A questão das designadas «falhas de mercado» constitui um dos temas que mais atenção tem merecido por parte de economistas, professores, políticos e cidadãos em geral. A abordagem dessa matéria começa geralmente pela identificação de alegadas «falhas de mercado», motivadas pelas mais diversas «imperfeições» que, por sua vez, requerem a intervenção do Estado no sentido de as corrigir, contribuindo assim, supostamente, para a promoção do bem-estar social e da eficiência económica. Uma vez identificada uma «falha» no funcionamento do mercado livre, assume-se, de forma geralmente implícita, que o Governo, naturalmente dotado de boas intenções, tem ao seu dispor os meios, os conhecimentos e as capacidades necessárias para, intervindo na economia, estabelecer uma situação socialmente mais vantajosa. Está inclusivamente muito difundida na opinião pública a ideia de que, perante a percepção de um qualquer problema, se justifica (e por isso exige) a intervenção estatal.

No entanto, ao longo das últimas décadas, esta concepção do Estado como «corrector» das falhas de mercado tem vindo a ser crescentemente questionada. A análise dos pressupostos justificativos da intervenção governamental na economia e o estudo da forma como essa intervenção tende a desenvolver-se na prática têm feito crescer o número daqueles que olham com cepticismo as «miraculosas» soluções estatais. Daí a busca de alternativas que permitam – simultaneamente – evitar intervenções de consequências nefastas e promover o eficiente desempenho das funções fundamentais do Estado.

Estes estudos, que no fundo visam conseguir uma análise realista e teoricamente consistente do processo político, da acção colectiva e das práticas governativas, deram origem, no âmbito da Economia e da Ciência Política, a uma nova abordagem: a «teoria da escolha pública» (public choice, na terminologia anglo-saxónica), que consiste, grosso modo, na aplicação da análise económica à política.

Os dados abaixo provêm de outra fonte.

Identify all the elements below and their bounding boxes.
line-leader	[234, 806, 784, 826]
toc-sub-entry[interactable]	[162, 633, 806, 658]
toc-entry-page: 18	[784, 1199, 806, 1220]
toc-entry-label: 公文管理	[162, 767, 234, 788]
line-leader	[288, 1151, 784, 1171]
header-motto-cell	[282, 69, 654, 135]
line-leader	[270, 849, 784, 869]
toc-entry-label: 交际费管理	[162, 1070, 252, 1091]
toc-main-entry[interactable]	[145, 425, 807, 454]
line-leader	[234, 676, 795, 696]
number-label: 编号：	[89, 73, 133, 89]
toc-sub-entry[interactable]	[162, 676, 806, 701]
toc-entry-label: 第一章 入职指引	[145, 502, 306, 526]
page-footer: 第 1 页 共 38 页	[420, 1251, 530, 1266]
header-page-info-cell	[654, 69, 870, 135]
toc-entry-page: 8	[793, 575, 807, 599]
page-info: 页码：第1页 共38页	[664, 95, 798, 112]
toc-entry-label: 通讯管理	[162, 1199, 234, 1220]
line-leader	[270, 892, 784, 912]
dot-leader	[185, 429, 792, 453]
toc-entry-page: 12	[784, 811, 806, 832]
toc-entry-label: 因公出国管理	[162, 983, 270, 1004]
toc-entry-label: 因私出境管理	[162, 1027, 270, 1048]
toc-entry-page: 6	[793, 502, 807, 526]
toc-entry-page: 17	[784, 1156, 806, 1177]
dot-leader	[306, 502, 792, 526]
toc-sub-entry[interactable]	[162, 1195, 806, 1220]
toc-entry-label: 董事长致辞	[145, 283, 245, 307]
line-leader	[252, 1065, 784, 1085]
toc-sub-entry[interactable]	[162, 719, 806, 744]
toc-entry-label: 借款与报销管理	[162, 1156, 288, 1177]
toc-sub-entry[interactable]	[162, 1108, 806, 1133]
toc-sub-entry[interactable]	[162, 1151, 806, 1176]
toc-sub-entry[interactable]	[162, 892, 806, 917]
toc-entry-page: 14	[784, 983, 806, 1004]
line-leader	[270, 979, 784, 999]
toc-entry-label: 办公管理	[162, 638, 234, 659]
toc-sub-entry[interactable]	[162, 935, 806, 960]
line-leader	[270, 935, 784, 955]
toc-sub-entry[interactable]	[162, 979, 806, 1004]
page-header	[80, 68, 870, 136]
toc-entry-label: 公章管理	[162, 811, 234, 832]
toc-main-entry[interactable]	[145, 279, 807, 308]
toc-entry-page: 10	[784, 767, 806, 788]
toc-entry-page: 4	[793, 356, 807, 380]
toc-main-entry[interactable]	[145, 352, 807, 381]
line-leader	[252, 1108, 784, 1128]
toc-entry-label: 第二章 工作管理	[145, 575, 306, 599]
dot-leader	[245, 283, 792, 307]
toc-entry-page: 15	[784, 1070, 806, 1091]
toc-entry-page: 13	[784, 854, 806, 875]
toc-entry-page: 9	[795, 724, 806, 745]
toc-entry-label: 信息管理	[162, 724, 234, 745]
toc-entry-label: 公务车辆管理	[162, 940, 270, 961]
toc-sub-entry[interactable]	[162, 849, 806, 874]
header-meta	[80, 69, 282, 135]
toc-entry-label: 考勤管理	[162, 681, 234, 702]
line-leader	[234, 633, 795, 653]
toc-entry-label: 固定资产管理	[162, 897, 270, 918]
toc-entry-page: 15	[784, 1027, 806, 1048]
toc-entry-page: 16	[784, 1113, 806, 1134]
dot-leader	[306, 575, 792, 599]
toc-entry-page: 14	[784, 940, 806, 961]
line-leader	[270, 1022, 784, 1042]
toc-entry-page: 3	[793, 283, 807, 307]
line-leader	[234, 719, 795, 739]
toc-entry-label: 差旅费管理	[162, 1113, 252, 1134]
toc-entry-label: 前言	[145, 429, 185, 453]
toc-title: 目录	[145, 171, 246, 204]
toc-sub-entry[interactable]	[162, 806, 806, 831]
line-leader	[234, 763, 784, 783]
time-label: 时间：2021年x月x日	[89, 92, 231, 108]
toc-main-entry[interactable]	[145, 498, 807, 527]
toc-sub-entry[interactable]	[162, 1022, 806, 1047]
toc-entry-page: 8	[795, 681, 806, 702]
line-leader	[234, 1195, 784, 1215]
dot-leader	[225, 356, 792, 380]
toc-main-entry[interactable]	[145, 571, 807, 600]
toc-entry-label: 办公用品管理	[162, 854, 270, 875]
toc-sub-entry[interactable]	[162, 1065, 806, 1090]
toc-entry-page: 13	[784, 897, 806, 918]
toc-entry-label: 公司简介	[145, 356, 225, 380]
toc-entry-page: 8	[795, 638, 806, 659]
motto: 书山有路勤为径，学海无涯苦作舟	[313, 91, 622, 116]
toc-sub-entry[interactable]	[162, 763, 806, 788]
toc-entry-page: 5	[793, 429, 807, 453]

A decisão, em 1986, por parte da Real Academia Sueca das Ciências, de atribuir o Prémio Nobel da Economiaa James McGill Buchanan, pelo desenvolvimento das bases contratuais e constitucionais para a tomada de decisões económicas e políticas, veio atrair ainda mais atenção para a inovadora abordagem da escolha pública. Buchanan que, com Gordon Tullock, produziu The Calculus of Consent, muito provavelmente, a obra seminal neste importante desenvolvimento da Economia e da Ciência Política. Lançando as bases de uma nova abordagem dos estudos constitucionais, a qual seria amplamente desenvolvida nas décadas seguintes, Buchanan e Tullock acabaram por dar origem à teoria da escolha pública, com a sua provocatória denúncia da crescente politização da economia e a formulação de uma dura crítica à visão romântica do Estado benevolente e eficaz.

No presente livro, propomo-nos apresentar de forma sintética, mas sem perda de rigor, as características essenciais desta importante e inovadora abordagem que é a teoria da escolha pública. O objectivo desta obra é, assim, servir de introdução – a estudantes e ao público em geral – à teoria da escolha pública, sendo que procuramos simultaneamente fornecer referências bibliográficas, naturalmente não exaustivas, que permitam aos interessados aprofundar os seus conhecimentos nas várias matérias apresentadas ao longo do livro.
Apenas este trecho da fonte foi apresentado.